新しい道

それから1週間がたち、琴子は女流棋士に転向し、将棋界に携わり続ける事を選んだ。


 俺は就職活動を始め、ある会社で面接にこぎつけたが、やはりかというツッコミを受けた。


「ところで履歴書に書いてある奨励会とは何のことです?」

「はい、将棋のプロを目指す養成機関で10代より在籍しておりました」

「将棋ねえ……」


 あまりいい反応ではなさそうだ。


 そして数日後その予感は的中した。


「あ、そうですか、ありがとうございます」


 不採用の電話が来た。中々、一般企業への就職は厳しいな。


 そして玄関から誰かが帰って来た音がした玄関に向かうと琴子だった。


「琴子か?今日の対局はどうだった?」

「負けたわ、お兄ちゃんは?」

「中々就職が決まらないな」

「そう、ごめんね私、次の対局の準備があるから部屋にこもるね」


 そう言って琴子は自室にこもった。


 この頃あいつ、対局以外にもいろんな仕事が入っていて結構疲れが見えるな。以前より口数も減っているし。

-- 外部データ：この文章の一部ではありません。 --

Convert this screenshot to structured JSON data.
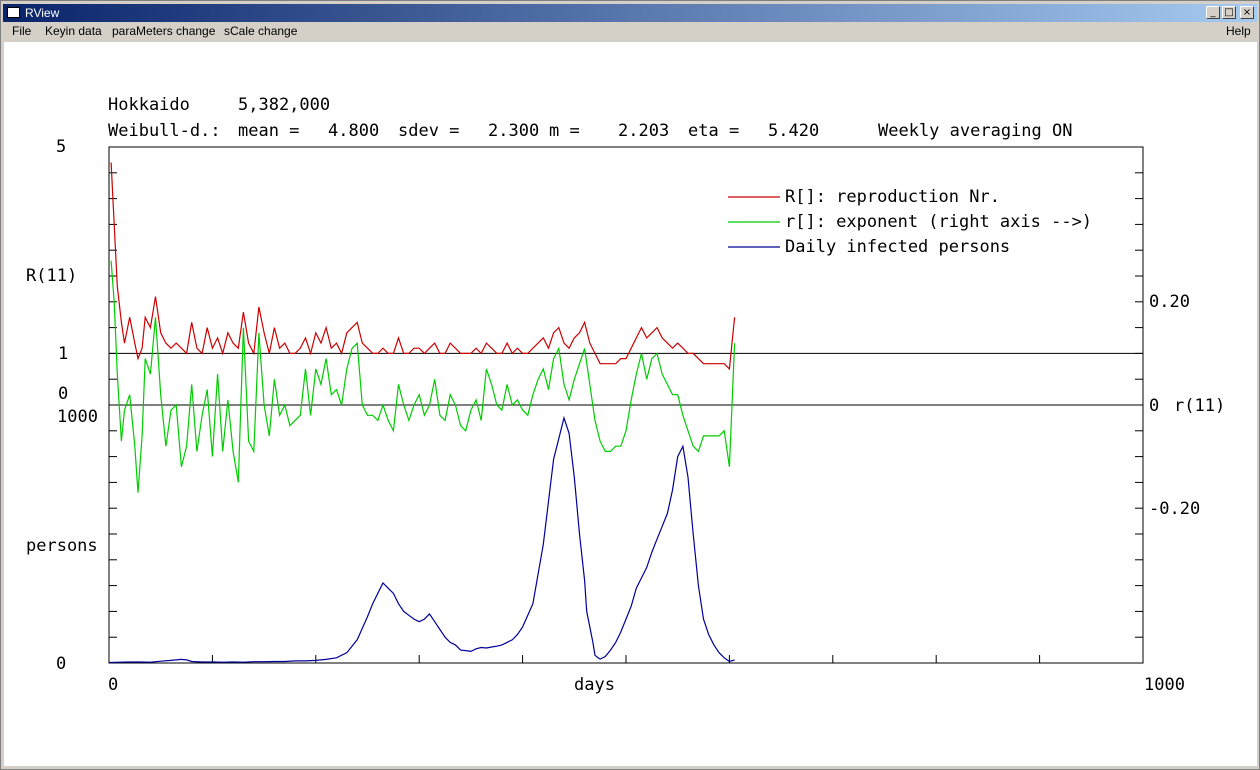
{
  "window": {
    "title": "RView",
    "controls": {
      "minimize": "_",
      "maximize": "□",
      "close": "×"
    }
  },
  "menu": {
    "file": "File",
    "keyin": "Keyin data",
    "parameters": "paraMeters change",
    "scale": "sCale change",
    "help": "Help"
  },
  "header": {
    "region": "Hokkaido",
    "population": "5,382,000",
    "weibull_label": "Weibull-d.:",
    "mean_label": "mean =",
    "mean_value": "4.800",
    "sdev_label": "sdev =",
    "sdev_value": "2.300",
    "m_label": "m =",
    "m_value": "2.203",
    "eta_label": "eta =",
    "eta_value": "5.420",
    "averaging": "Weekly averaging ON"
  },
  "colors": {
    "reproduction": "#cc0000",
    "exponent": "#00cc00",
    "infected": "#000099",
    "axis": "#000000"
  },
  "chart_data": {
    "type": "line",
    "x_label": "days",
    "x_range": [
      0,
      1000
    ],
    "x_tick_labels": [
      "0",
      "1000"
    ],
    "left_axis": {
      "R_label": "R(11)",
      "R_range": [
        0,
        5
      ],
      "R_tick_labels": [
        "5",
        "1",
        "0"
      ],
      "persons_label": "persons",
      "persons_range": [
        0,
        1000
      ],
      "persons_tick_labels": [
        "1000",
        "0"
      ]
    },
    "right_axis": {
      "label": "r(11)",
      "range": [
        -0.3,
        0.4
      ],
      "tick_labels": [
        "0.20",
        "0",
        "-0.20"
      ]
    },
    "reference_lines": [
      {
        "axis": "R",
        "value": 1
      },
      {
        "axis": "R",
        "value": 0
      }
    ],
    "legend": {
      "placement": "top-right",
      "entries": [
        "R[]: reproduction Nr.",
        "r[]: exponent (right axis -->)",
        "Daily infected persons"
      ]
    },
    "series": [
      {
        "name": "R[]: reproduction Nr.",
        "axis": "R",
        "x": [
          2,
          5,
          8,
          12,
          15,
          20,
          25,
          28,
          32,
          35,
          40,
          45,
          50,
          55,
          60,
          65,
          70,
          75,
          80,
          85,
          90,
          95,
          100,
          105,
          110,
          115,
          120,
          125,
          130,
          135,
          140,
          145,
          150,
          155,
          160,
          165,
          170,
          175,
          180,
          185,
          190,
          195,
          200,
          205,
          210,
          215,
          220,
          225,
          230,
          235,
          240,
          245,
          250,
          255,
          260,
          265,
          270,
          275,
          280,
          285,
          290,
          295,
          300,
          305,
          310,
          315,
          320,
          325,
          330,
          335,
          340,
          345,
          350,
          355,
          360,
          365,
          370,
          375,
          380,
          385,
          390,
          395,
          400,
          405,
          410,
          415,
          420,
          425,
          430,
          435,
          440,
          445,
          450,
          455,
          460,
          465,
          470,
          475,
          480,
          485,
          490,
          495,
          500,
          505,
          510,
          515,
          520,
          525,
          530,
          535,
          540,
          545,
          550,
          555,
          560,
          565,
          570,
          575,
          580,
          585,
          590,
          595,
          600,
          605
        ],
        "values": [
          4.7,
          3.5,
          2.3,
          1.6,
          1.2,
          1.7,
          1.2,
          0.9,
          1.1,
          1.7,
          1.5,
          2.1,
          1.4,
          1.2,
          1.1,
          1.2,
          1.1,
          1.0,
          1.6,
          1.1,
          1.0,
          1.5,
          1.1,
          1.3,
          1.0,
          1.4,
          1.2,
          1.1,
          1.8,
          1.2,
          1.0,
          1.9,
          1.4,
          1.0,
          1.5,
          1.1,
          1.2,
          1.0,
          1.0,
          1.1,
          1.3,
          1.0,
          1.4,
          1.2,
          1.5,
          1.1,
          1.2,
          1.0,
          1.4,
          1.5,
          1.6,
          1.2,
          1.1,
          1.0,
          1.0,
          1.1,
          1.0,
          1.0,
          1.3,
          1.0,
          1.0,
          1.1,
          1.1,
          1.0,
          1.1,
          1.2,
          1.0,
          1.0,
          1.2,
          1.1,
          1.0,
          1.0,
          1.0,
          1.1,
          1.0,
          1.2,
          1.1,
          1.0,
          1.0,
          1.2,
          1.0,
          1.1,
          1.0,
          1.0,
          1.1,
          1.2,
          1.3,
          1.1,
          1.4,
          1.5,
          1.2,
          1.1,
          1.3,
          1.4,
          1.6,
          1.2,
          1.0,
          0.8,
          0.8,
          0.8,
          0.8,
          0.9,
          0.9,
          1.1,
          1.3,
          1.5,
          1.3,
          1.4,
          1.5,
          1.3,
          1.2,
          1.1,
          1.2,
          1.1,
          1.0,
          1.0,
          0.9,
          0.8,
          0.8,
          0.8,
          0.8,
          0.8,
          0.7,
          1.7
        ]
      },
      {
        "name": "r[]: exponent (right axis -->)",
        "axis": "r",
        "x": [
          2,
          5,
          8,
          12,
          15,
          20,
          25,
          28,
          32,
          35,
          40,
          45,
          50,
          55,
          60,
          65,
          70,
          75,
          80,
          85,
          90,
          95,
          100,
          105,
          110,
          115,
          120,
          125,
          130,
          135,
          140,
          145,
          150,
          155,
          160,
          165,
          170,
          175,
          180,
          185,
          190,
          195,
          200,
          205,
          210,
          215,
          220,
          225,
          230,
          235,
          240,
          245,
          250,
          255,
          260,
          265,
          270,
          275,
          280,
          285,
          290,
          295,
          300,
          305,
          310,
          315,
          320,
          325,
          330,
          335,
          340,
          345,
          350,
          355,
          360,
          365,
          370,
          375,
          380,
          385,
          390,
          395,
          400,
          405,
          410,
          415,
          420,
          425,
          430,
          435,
          440,
          445,
          450,
          455,
          460,
          465,
          470,
          475,
          480,
          485,
          490,
          495,
          500,
          505,
          510,
          515,
          520,
          525,
          530,
          535,
          540,
          545,
          550,
          555,
          560,
          565,
          570,
          575,
          580,
          585,
          590,
          595,
          600,
          605
        ],
        "values": [
          0.28,
          0.2,
          0.06,
          -0.07,
          -0.01,
          0.02,
          -0.08,
          -0.17,
          -0.06,
          0.09,
          0.06,
          0.17,
          0.02,
          -0.08,
          -0.01,
          0.0,
          -0.12,
          -0.08,
          0.04,
          -0.09,
          -0.02,
          0.03,
          -0.1,
          0.06,
          -0.09,
          0.01,
          -0.09,
          -0.15,
          0.15,
          -0.07,
          -0.09,
          0.14,
          0.0,
          -0.06,
          0.05,
          -0.02,
          0.0,
          -0.04,
          -0.03,
          -0.02,
          0.07,
          -0.02,
          0.07,
          0.04,
          0.09,
          0.02,
          0.03,
          0.0,
          0.07,
          0.11,
          0.12,
          0.0,
          -0.02,
          -0.02,
          -0.03,
          0.0,
          -0.03,
          -0.05,
          0.04,
          0.0,
          -0.03,
          0.0,
          0.02,
          -0.02,
          0.0,
          0.05,
          -0.02,
          -0.03,
          0.02,
          0.0,
          -0.04,
          -0.05,
          -0.01,
          0.01,
          -0.03,
          0.07,
          0.04,
          0.0,
          -0.01,
          0.04,
          0.0,
          0.01,
          -0.01,
          -0.02,
          0.02,
          0.05,
          0.07,
          0.03,
          0.09,
          0.11,
          0.04,
          0.01,
          0.05,
          0.08,
          0.11,
          0.04,
          -0.03,
          -0.07,
          -0.09,
          -0.09,
          -0.08,
          -0.08,
          -0.05,
          0.01,
          0.06,
          0.1,
          0.05,
          0.09,
          0.1,
          0.06,
          0.04,
          0.02,
          0.02,
          -0.02,
          -0.05,
          -0.08,
          -0.09,
          -0.06,
          -0.06,
          -0.06,
          -0.06,
          -0.05,
          -0.12,
          0.12
        ]
      },
      {
        "name": "Daily infected persons",
        "axis": "persons",
        "x": [
          0,
          10,
          20,
          30,
          40,
          50,
          60,
          70,
          75,
          80,
          90,
          100,
          110,
          120,
          130,
          140,
          150,
          160,
          170,
          180,
          190,
          200,
          210,
          220,
          230,
          240,
          250,
          255,
          260,
          265,
          270,
          275,
          280,
          285,
          290,
          295,
          300,
          305,
          310,
          315,
          320,
          325,
          330,
          335,
          340,
          345,
          350,
          355,
          360,
          365,
          370,
          375,
          380,
          385,
          390,
          395,
          400,
          410,
          420,
          430,
          440,
          445,
          450,
          455,
          460,
          462,
          465,
          468,
          470,
          473,
          475,
          480,
          485,
          490,
          495,
          500,
          505,
          510,
          515,
          520,
          525,
          530,
          535,
          540,
          545,
          550,
          555,
          560,
          562,
          565,
          570,
          575,
          580,
          585,
          590,
          595,
          600,
          605
        ],
        "values": [
          2,
          3,
          4,
          4,
          3,
          7,
          10,
          14,
          12,
          6,
          4,
          4,
          3,
          4,
          3,
          5,
          5,
          6,
          6,
          8,
          8,
          10,
          14,
          20,
          40,
          90,
          180,
          230,
          270,
          310,
          290,
          270,
          230,
          200,
          185,
          170,
          160,
          170,
          190,
          160,
          130,
          100,
          80,
          70,
          50,
          48,
          45,
          55,
          60,
          58,
          62,
          65,
          70,
          80,
          90,
          110,
          140,
          230,
          460,
          790,
          950,
          890,
          720,
          500,
          320,
          200,
          140,
          80,
          30,
          20,
          15,
          25,
          50,
          80,
          120,
          170,
          220,
          290,
          330,
          370,
          430,
          480,
          530,
          580,
          670,
          800,
          840,
          720,
          630,
          500,
          300,
          170,
          110,
          70,
          40,
          20,
          6,
          12
        ]
      }
    ]
  }
}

 その後、父の知り合いの社長さんが俺が元奨励会という話を聞いて、面接したいという話があった為、俺はその面接を受ける事とした。


 何でも会社の将棋部が中々団体戦で勝てないと言うので、入社して入部して欲しいとのことなのだ。


 元奨励会員がアマの大会に出場するには退会後1年が経過している必要がある事も告げ、俺は就職が決まる。


 まさか奨励会経験がこんな形で役に立つとは。